The U.S. criminal charges filed Thursday against Arthur Andersen, the huge accounting firm that audited Enron's books, raises the possibility that Anderson, like Enron, could be forced into bankruptcy.

Arthur Andersen was indicted for obstruction of justice. Employees at the firm's Houston office allegedly systematically destroyed documents the government wanted as part of its investigation into the collapse of the energy trading company Enron at the end of the year.

Andersen, based in Chicago, is a huge global firm that employs 65,000 professionals. Founded early in the 20th century, Andersen is one of what were called the big six accounting firms.

Tony Tinker, an accounting professor at Baruch College in New York, believes Anderson allegedly destroyed thousands of documents because they would have shown it was complicit in accounting fraud. Mr.

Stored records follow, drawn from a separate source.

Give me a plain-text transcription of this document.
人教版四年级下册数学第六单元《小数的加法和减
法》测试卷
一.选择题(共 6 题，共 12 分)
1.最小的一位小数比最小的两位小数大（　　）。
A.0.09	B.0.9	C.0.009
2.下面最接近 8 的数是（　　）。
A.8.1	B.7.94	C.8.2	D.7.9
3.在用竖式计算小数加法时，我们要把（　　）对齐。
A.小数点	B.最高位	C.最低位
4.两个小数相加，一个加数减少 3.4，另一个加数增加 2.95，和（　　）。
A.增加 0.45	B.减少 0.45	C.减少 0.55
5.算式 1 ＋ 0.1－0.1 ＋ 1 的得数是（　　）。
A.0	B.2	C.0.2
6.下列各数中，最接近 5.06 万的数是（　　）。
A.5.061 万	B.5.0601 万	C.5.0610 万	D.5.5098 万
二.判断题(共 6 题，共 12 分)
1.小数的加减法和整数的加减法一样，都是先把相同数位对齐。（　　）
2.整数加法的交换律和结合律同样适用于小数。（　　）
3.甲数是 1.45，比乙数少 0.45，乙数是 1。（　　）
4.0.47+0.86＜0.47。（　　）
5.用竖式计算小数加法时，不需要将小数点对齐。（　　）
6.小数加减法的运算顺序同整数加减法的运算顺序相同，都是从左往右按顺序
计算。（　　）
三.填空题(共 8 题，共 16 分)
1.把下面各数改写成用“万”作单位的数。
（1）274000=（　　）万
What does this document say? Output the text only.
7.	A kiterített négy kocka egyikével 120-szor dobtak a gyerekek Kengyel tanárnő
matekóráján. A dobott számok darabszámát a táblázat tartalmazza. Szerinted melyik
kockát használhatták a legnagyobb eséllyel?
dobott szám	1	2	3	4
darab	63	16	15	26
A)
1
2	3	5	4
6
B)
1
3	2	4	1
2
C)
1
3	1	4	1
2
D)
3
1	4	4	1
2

Tinker says Anderson and the other big accounting firms have gotten too close to their clients and routinely endorse questionable accounting procedures. "The kinds of practices found at Andersen are fairly pervasive. And one can see that if one is in the educational process by the kinds of people they're increasingly seeking to recruit," he says. "Which is basically people auditors especially who are accounting lite. They're fast-moving, fast-talking MBA's who have little accounting training and therefore ideal material for putting in place in audit situations where keeping clients happy are essential to keeping other products and services moving.

In recent weeks several well-known companies have dropped Andersen and moved to other accounting firms. Now the U.S. government is proscribed from dealing with Anderson because of the criminal indictment. David Ruder is a former government securities regulator. "There are bad boy provisions [in U.S. law] that disqualify you from certifying accounting statement if you have certain kind of activities on your record," he says.

Dawn Driscoll is the author of the book "Ethics Matter." She believes that the indictment of Andersen could undermine public confidence in accounting firms. She points out that Andersen is a decentralized operation and that it may be that just the Houston office was breaking the law and endorsing what is called creative accounting. "Arthur Andersen, of course, is a partnership made up of individuals. And as you and I have heard all the terrible things that happened in Houston in connection with Enron, I have also heard some positively heart warming stories about Arthur Andersen partners on other accounts," she says. "That have gone directly to the audit committee and blown the whistle on what the company was doing."

No matter whether Andersen survives or not, accounting professor Tony Tinker believes far-reaching reform of the accounting industry is needed. He says despite the Enron scandal, reform will be slow in coming. "One inch at a time is my recommendation. And not looking for quick fixes," he says. "It's going to require sustained effort. It requires not only therefore dealing with the conflicts of interest in accounting, we have to deal with the conflicts of interest in other institutions that were party to the Enron breakdown."

Enron collapsed because it hid its losses and instead pretended that the company was profitable. The questionable transactions that misled investors were endorsed Enron's accountant, Arthur Andersen, and by its lawyers and bankers. The Enron collapse was the largest in U.S. corporate history.